Spring and the Virginia Creeper is growing.


virginia creepr

It is native to North America, and common. I read on Wikipedia the berries have "dangerous amounts of oxalic acid" and I have not tried those. The leaves taste good to me; sour and much like sorrel.

I wonder if anyone knows if historically, anyone ate this stuff. Rhubarb has oxalic acid but is good if cooked a little, and cooking is recommended for old sorrel. One would think that back in the days that people ate pokeweed someone would have tried creeper; it is everywhere. But my googlefu is pretty strong these days and I have turned up nothing.


1 Answer 1


Virginia Creeper can be toxic if eaten.

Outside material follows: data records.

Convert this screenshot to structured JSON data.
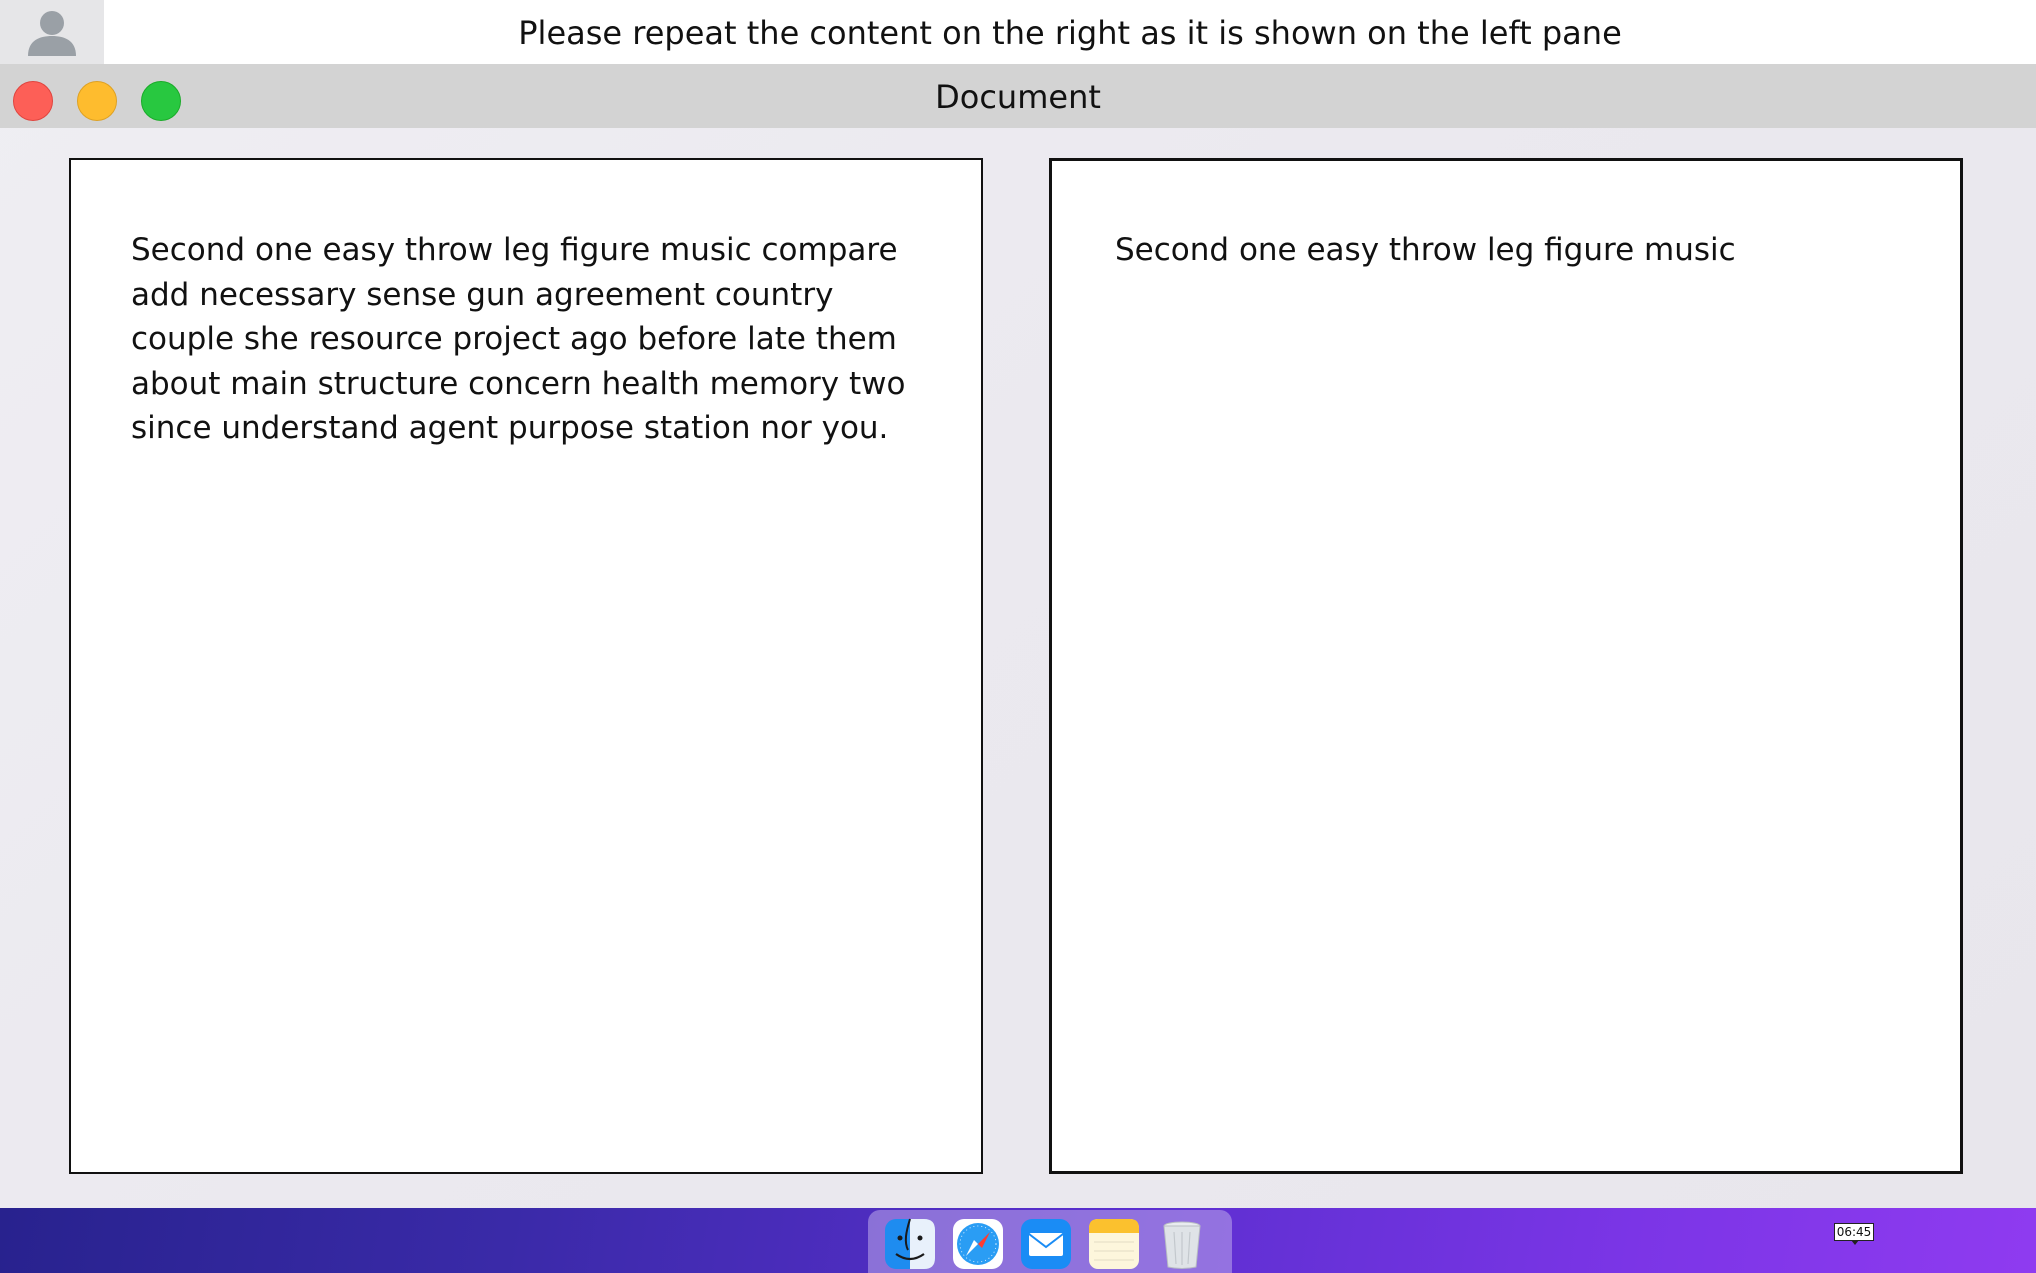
{
  "instruction": {
    "text": "Please repeat the content on the right as it is shown on the left pane"
  },
  "window": {
    "title": "Document"
  },
  "panes": {
    "left_text": "Second one easy throw leg figure music compare add necessary sense gun agreement country couple she resource project ago before late them about main structure concern health memory two since understand agent purpose station nor you.",
    "right_text": "Second one easy throw leg figure music"
  },
  "dock": {
    "items": [
      "finder-icon",
      "safari-icon",
      "mail-icon",
      "notes-icon",
      "trash-icon"
    ]
  },
  "taskbar": {
    "clock": "06:45"
  },
  "colors": {
    "close": "#fd5f57",
    "minimize": "#febc2e",
    "maximize": "#28c840",
    "title_bar": "#d3d3d3",
    "taskbar_start": "#28228e",
    "taskbar_end": "#8f3bf0"
  }
}
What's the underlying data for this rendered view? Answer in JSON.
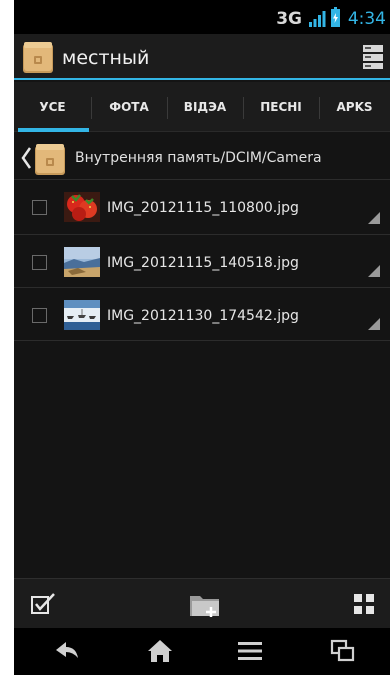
{
  "status_bar": {
    "network": "3G",
    "time": "4:34",
    "accent": "#33b5e5"
  },
  "action_bar": {
    "title": "местный",
    "app_icon": "folder-icon",
    "menu_icon": "storage-menu-icon"
  },
  "tabs": [
    {
      "label": "УСЕ",
      "active": true
    },
    {
      "label": "ФОТА",
      "active": false
    },
    {
      "label": "ВІДЭА",
      "active": false
    },
    {
      "label": "ПЕСНІ",
      "active": false
    },
    {
      "label": "APKS",
      "active": false
    }
  ],
  "path_bar": {
    "path": "Внутренняя память/DCIM/Camera"
  },
  "files": [
    {
      "name": "IMG_20121115_110800.jpg",
      "checked": false,
      "thumb": "strawberries"
    },
    {
      "name": "IMG_20121115_140518.jpg",
      "checked": false,
      "thumb": "landscape"
    },
    {
      "name": "IMG_20121130_174542.jpg",
      "checked": false,
      "thumb": "boats"
    }
  ],
  "toolbar": {
    "select_icon": "select-all-icon",
    "new_folder_icon": "new-folder-icon",
    "view_icon": "grid-view-icon"
  },
  "nav_bar": {
    "icons": [
      "back-icon",
      "home-icon",
      "menu-icon",
      "recent-apps-icon"
    ]
  }
}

Both the leaves and berries should be considered poisonous and not eaten.

According to poison.org:

Although they are pretty, Virginia creeper and wisteria can be harmful if they are chewed or swallowed. Both plants can cause mouth pain, nausea, vomiting, and diarrhea and should not be eaten.

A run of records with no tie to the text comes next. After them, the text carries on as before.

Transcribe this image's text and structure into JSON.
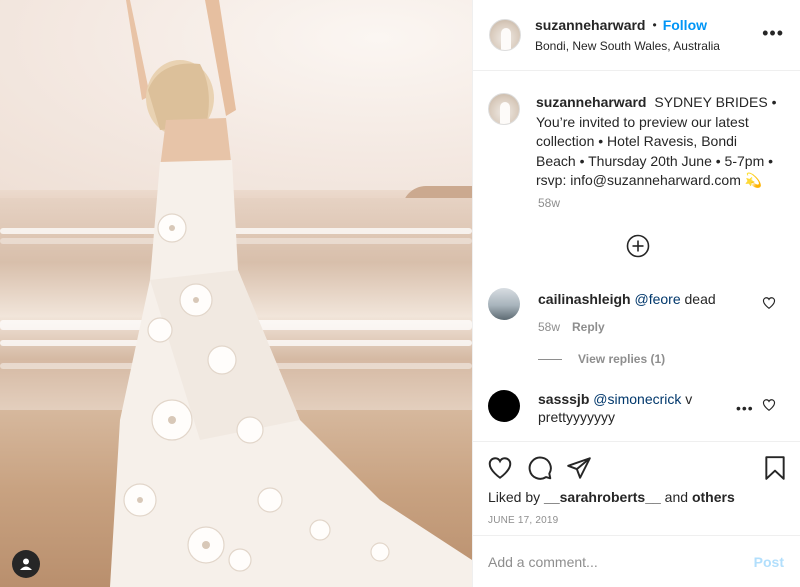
{
  "post": {
    "username": "suzanneharward",
    "follow_label": "Follow",
    "location": "Bondi, New South Wales, Australia",
    "more_label": "•••"
  },
  "caption": {
    "username": "suzanneharward",
    "text": "SYDNEY BRIDES • You’re invited to preview our latest collection • Hotel Ravesis, Bondi Beach • Thursday 20th June • 5-7pm • rsvp: info@suzanneharward.com 💫",
    "time": "58w"
  },
  "comments": [
    {
      "username": "cailinashleigh",
      "mention": "@feore",
      "text": " dead",
      "time": "58w",
      "reply_label": "Reply",
      "view_replies": "View replies (1)"
    },
    {
      "username": "sasssjb",
      "mention": "@simonecrick",
      "text": " v prettyyyyyyy",
      "more_label": "•••"
    }
  ],
  "likes": {
    "prefix": "Liked by ",
    "user": "__sarahroberts__",
    "joiner": " and ",
    "others": "others"
  },
  "date": "JUNE 17, 2019",
  "add_comment": {
    "placeholder": "Add a comment...",
    "post_label": "Post"
  },
  "colors": {
    "link_blue": "#0095f6",
    "post_disabled": "#b2dffc",
    "secondary_text": "#8e8e8e",
    "mention": "#00376b"
  },
  "icons": [
    "heart-icon",
    "comment-icon",
    "share-icon",
    "bookmark-icon",
    "add-circle-icon",
    "user-icon"
  ]
}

Both the berries and leaves contain oxalate. While not everyone may have a severe reaction, it's difficult to predict when a reaction may happen, and thus it's best to never eat Virgina creeper.

Since you mention rhubarb in your question, rhubarb contains oxalate in it's leaves at toxic levels, only the rhubarb stalks are safe to eat. Rhubarb stalks do still have oxalate, but at lower concentrations, reducing the chance of illness or death.